Azerbaycan Cumhuriyeti, İran İslam Cumhuriyeti ile ilişkilerini normalleştirmekle her zaman ilgilenmiştir. Bu, yalnızca bu ülkenin milyonlarca yerel sakininin Azerbaycan Türkü olmasından değil, aynı zamanda Azerbaycan'ın İran'a komşu olması ve tarihi bağlara sahip olmasından da kaynaklanmaktadır. Komşularla barış içinde bir arada yaşamak, devletlerin çıkarları açısından önemlidir.
Bir zamanlar Batı Azerbaycan'ın tarihi topraklarında yaşayan Ermeniler, nankörlük ederek komşularına ihanet ettiler. Yabancı ülkelere (ABD, Rusya, Avrupa, İran) güvenerek bölgede işgalci oldular ve bir gerginlik kaynağı yarattılar.
Azerbaycan hükümeti, komşularıyla her zaman barış içinde bir arada yaşama ilkesine bağlı kalmıştır ve komşu Gürcistan ile ilişkiler buna bir örnektir.
Azerbaycan'ın tarihi topraklarının Ermeni faşist işgalinden kurtarılmasının ardından İran'ın bölgesel stratejisi çöktü, çünkü Tahran son 30 yıldır Ermenistan'ın destekçisiydi. Azerbaycan'ın tarihi Karabağ topraklarını işgalden kurtarmasının ardından, yeni koşullar İran'ın Fars-molla rejimini "endişelendirmeye" başladı ve İran'ın kendi "oyun kurallarına" göre hareket etmesini zorlaştırdı. Buna karşılık, İran'daki şovenist çevreler bölgedeki yeni koşullara karşı olduklarını dile getirmeye başladı.
Azerbaycan'ın Vatan Savaşı'nda faşist-işgalci Ermenistan'ı ağır bir yenilgiye uğratması, yalnızca Uluslararası Emperyalizmi (ABD, Rusya, Fransa) ve özellikle de kendilerine hizmet eden İran'ı yenmek anlamına gelmiyordu. Üç ülkenin (Türkiye, Rusya, İran) liderlerinin "Tahran 2022" toplantısında yaptığı resmi görüşmede, İran'ın Yüce Lideri endişelerini dile getirdi, işgalci Ermenistan'ı resmen savundu ve "Zangezur" koridoru meselesine karşı çıkacaklarını belirtti. Ermenistan hükümeti bölgeyi normalleştirme çabalarına rağmen, İran'ın yeni bir bölgesel dengenin oluşmasını kabul etmek istemediği anlaşılıyor. Görünüşe göre İran, Güney Kafkasya'da Ermenistan'dan daha fazla kayıp vermiş. Nedense İran'ın "kırmızı" çizgisi, "Trump Yolu" adı altında 99 yıllığına ABD'ye kiralanan Zangezur Koridoru konusunda arka plana itilmiş durumda. Nitekim İran, "Zangezur Koridoru"nun açılmasına defalarca karşı çıkmış ve hatta bunu "kırmızı çizgisi" ilan etmiştir.

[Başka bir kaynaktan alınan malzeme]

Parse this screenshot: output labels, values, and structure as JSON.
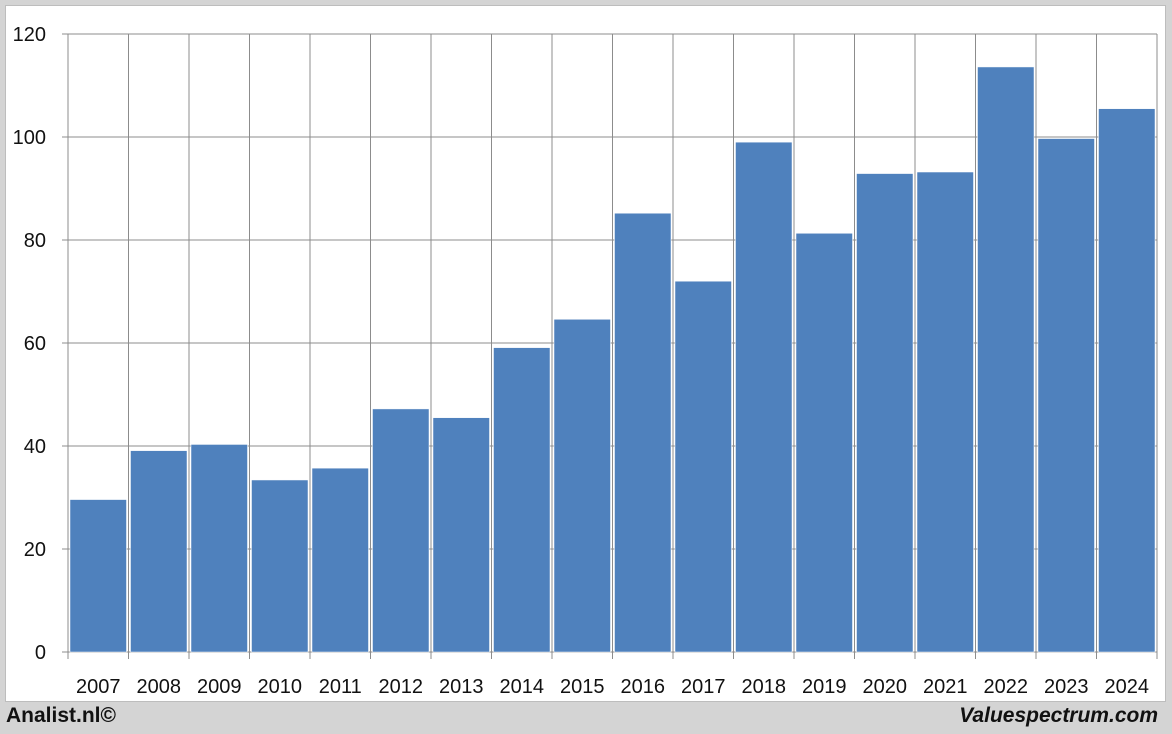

Değerli okuyucularımız, İran'ın Azerbaycan karşıtı faaliyetlerinin nereden kaynaklandığını ve neden ortaya çıktığını sizlerle birlikte araştırmaya çalışacağız.
Nemesis
Bazı ideolojik sistemlerin istikrarını korumak için mutlaka bir düşmana ihtiyacı vardır. Psikolojik bir hastalık olan düşmanlığı kabul eden ülkeler, "kiminle savaşıyoruz?" sorusunun yanı sıra "kimiyiz?" sorusunu da sorgular. İkinci soru, birincisine, yani "mücadelemizle biz oluruz" sorusuna cevap verir. Kime karşı savaştığımız da kimliğimizi belirler. Mücadelemizin hedefi farklı olsaydı, biz de farklı olurduk.
Örneğin, Ermenilerin böyle bir düşmanı var: Türkler. Onları Ermeni yapan şey, tam da Türklere karşı verdikleri mücadeledir; Ermeniler, örneğin Rusya veya İran'a karşı savaşmış olsalardı, şimdi bambaşka bir halk olurlardı.

Ermeni Nemesis terör saldırısında 41 Türk devlet adamı öldürüldü
İran (persler) için tarihi, kadim ve geleneksel düşman Turan'dır. İran-Turan klasik mitolojik çatışması, Türklerin oluşumunda ciddi bir etki yaratmamış olsa da, İran için belirleyici bir öneme sahipti ("İran" derken, mevcut İran devletini değil, İran ideolojik modelini anlamalıyız - ed.).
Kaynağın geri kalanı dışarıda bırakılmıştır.